I have a question about starting a new online shop with a Google Search campaign, and I’d love to get your thoughts. I’m selling high-quality Damascus kitchen knives (www.kyotsu.ch) in the Swiss market. All tracking (GA4 and conversion tracking) is already set up.
Here’s the current setup:
Six standard ad groups (related products), each with one responsive search ad (ad strength “Excellent”).
Around 12 exact match keywords per ad group.
Planned daily budget: about $42 for the entire campaign.
Google is recommending that the campaign first goes through a learning phase of about three weeks with a small daily budget of only $6, so the system can “learn.” They also suggest using only broad match keywords instead of exact match, and adding a maximum of 5 keywords per ad group.
My questions:
Do you think $6 per day is really enough for the learning phase, or would you recommend a different starting approach in general?

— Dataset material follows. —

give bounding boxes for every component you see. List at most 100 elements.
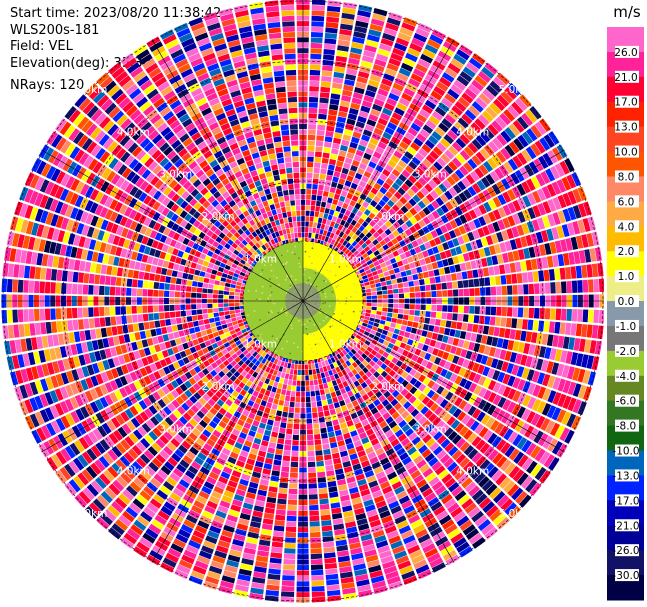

Would you go with broad match keywords as Google suggests, or would you stick to exact match in the beginning to avoid wasted spend?
I’d really appreciate your insights on what’s a smart way to start in order to keep things efficient.
from my experience, $6/day may not be enough for the learning phase to end successfully. that’s because google generally needs 50 conversions or several conversion cycles to learn and make adjustments to bidding strategies accordingly. at such a low spend, the system will take long to gather data. i would recommend increasing the budget to somewhere around $20-$30 per day if possible.
broad match can help shorten the learning phase. this is because it will capture more diverse queries and provide google more signals to work with. however, remember that broad match will only make sense if side-by-side you are also using smart bidding and a strong negative keyword list. otherwise, starting with exact or phrase match is suggested as that will give more control and once you start to see stable results, you can test broad match as well.
Thank you for your detailed feedback – it’s very helpful.
I wanted to clarify: does your suggested budget of $20–30/day refer to my 12 exact match keywords per ad group, or to the five keywords per ad group suggested by Google? What’s your take on that?